Di balik dukungan tersebut, Rudi menyebut ada pesan transformasi menyeluruh yang harus dikejar demi keselamatan, kenyamanan, dan pelayanan yang lebih baik bagi masyarakat luas.
"Jika orientasinya untuk meningkatkan pelayanan kepada rakyat, tentu harus kita dukung. Karena yang merasakan manfaatnya adalah masyarakat luas selaku pengguna jasa," tegas Rudi kepada redaksi, Kamis, 4 Juni 2026.
Rudi menilai, pembaruan fisik gerbong hanyalah satu bagian dari pekerjaan rumah (PR) besar yang dihadapi KAI. Seiring melonjaknya jumlah penumpang dalam beberapa tahun terakhir, tuntutan terhadap keandalan transportasi massal ini semakin tinggi.

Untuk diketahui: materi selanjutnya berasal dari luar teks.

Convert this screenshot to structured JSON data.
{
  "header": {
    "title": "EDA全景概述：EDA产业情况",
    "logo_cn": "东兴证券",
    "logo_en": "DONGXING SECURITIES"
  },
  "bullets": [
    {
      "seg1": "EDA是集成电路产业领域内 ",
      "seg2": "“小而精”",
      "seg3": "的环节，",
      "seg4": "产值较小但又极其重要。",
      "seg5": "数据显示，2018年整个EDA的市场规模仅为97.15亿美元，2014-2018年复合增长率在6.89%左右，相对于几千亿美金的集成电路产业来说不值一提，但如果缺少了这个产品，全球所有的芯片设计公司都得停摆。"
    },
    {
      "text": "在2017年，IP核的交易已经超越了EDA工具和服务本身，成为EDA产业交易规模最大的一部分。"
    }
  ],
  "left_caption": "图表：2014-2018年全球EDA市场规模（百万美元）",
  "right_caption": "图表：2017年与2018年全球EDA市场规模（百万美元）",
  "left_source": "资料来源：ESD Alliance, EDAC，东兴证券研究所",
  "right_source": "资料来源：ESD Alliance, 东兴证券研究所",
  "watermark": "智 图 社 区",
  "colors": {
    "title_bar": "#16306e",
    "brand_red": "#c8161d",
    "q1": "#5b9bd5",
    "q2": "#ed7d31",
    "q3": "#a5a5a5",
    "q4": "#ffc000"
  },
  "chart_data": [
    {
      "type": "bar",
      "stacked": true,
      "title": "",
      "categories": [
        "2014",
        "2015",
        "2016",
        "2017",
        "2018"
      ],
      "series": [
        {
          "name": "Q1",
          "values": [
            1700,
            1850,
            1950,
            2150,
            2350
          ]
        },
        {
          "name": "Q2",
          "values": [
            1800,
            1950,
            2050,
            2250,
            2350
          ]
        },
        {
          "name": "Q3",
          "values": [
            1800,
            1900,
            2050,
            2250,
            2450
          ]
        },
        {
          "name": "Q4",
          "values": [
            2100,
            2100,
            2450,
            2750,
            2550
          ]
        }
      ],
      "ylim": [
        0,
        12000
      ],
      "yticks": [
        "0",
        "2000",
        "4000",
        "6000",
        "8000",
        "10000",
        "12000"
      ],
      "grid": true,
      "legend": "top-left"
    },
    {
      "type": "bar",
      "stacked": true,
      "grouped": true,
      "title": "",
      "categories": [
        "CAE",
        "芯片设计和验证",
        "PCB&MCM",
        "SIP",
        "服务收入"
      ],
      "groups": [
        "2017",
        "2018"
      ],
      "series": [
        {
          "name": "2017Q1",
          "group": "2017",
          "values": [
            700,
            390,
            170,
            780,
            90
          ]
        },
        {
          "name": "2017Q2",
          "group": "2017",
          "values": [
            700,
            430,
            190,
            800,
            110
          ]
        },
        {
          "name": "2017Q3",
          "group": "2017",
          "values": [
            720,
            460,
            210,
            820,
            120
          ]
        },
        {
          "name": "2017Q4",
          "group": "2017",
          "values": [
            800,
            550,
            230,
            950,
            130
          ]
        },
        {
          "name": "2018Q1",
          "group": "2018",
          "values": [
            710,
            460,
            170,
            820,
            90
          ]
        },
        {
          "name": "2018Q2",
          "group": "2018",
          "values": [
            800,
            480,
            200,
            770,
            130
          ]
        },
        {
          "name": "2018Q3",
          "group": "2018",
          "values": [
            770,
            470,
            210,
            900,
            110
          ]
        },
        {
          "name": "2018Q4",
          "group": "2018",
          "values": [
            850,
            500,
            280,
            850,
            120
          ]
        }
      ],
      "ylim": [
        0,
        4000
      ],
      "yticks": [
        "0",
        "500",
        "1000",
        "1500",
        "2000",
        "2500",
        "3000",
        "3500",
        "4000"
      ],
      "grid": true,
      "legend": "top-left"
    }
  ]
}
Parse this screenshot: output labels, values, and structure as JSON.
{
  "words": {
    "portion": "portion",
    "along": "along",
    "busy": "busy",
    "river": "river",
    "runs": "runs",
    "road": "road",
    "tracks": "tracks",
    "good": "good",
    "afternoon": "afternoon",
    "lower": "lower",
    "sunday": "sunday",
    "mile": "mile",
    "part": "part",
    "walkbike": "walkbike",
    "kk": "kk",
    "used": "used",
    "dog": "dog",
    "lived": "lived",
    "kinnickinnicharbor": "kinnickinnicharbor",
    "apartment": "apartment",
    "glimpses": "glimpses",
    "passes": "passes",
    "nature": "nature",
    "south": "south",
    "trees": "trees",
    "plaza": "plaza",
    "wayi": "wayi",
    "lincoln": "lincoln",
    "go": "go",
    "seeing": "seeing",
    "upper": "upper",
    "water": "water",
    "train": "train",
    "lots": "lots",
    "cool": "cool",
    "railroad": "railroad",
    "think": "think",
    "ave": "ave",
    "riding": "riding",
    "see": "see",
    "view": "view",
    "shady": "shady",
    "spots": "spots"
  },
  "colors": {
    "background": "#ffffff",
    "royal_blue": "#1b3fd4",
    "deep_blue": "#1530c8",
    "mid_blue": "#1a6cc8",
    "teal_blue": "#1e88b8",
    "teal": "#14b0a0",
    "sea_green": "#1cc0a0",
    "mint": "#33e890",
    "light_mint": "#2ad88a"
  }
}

KAI tidak boleh terjebak dalam rutinitas operasional yang monoton. Perusahaan pelat merah ini dituntut menelurkan inovasi pelayanan agar mampu menjawab kebutuhan penumpang yang semakin beragam.
Rudi menegaskan, setiap kelas layanan mulai dari ekonomi hingga eksekutif harus memiliki nilai tambah (
value added) yang jelas dan berbanding lurus dengan kemampuan bayar masyarakat.
"Persaingan moda transportasi saat ini semakin ketat. Kereta api harus terus berinovasi agar tetap menjadi pilihan utama layanan terbaik masyarakat," ujarnya.
Bukan hanya urusan kenyamanan di dalam gerbong, Rudi justru menyoroti persoalan krusial yang kerap luput dari perhatian publik, yakni kondisi jalur rel dan jembatan tua yang membentang ribuan kilometer di seluruh Indonesia.
Ia secara khusus mempertanyakan efektivitas sistem pengawasan dan pemeliharaan jalur rel kereta api yang melintasi kawasan terpencil, area perkebunan, hingga hutan belantara.
Lokasi-lokasi tersebut dinilai sangat rawan karena sulit diawasi secara langsung.
"Ancaman terhadap keselamatan perjalanan itu tidak hanya datang dari faktor teknis armada, tetapi juga potensi tindakan sabotase atau kerusakan rel yang tidak terdeteksi sejak awal," pungkas Rudi.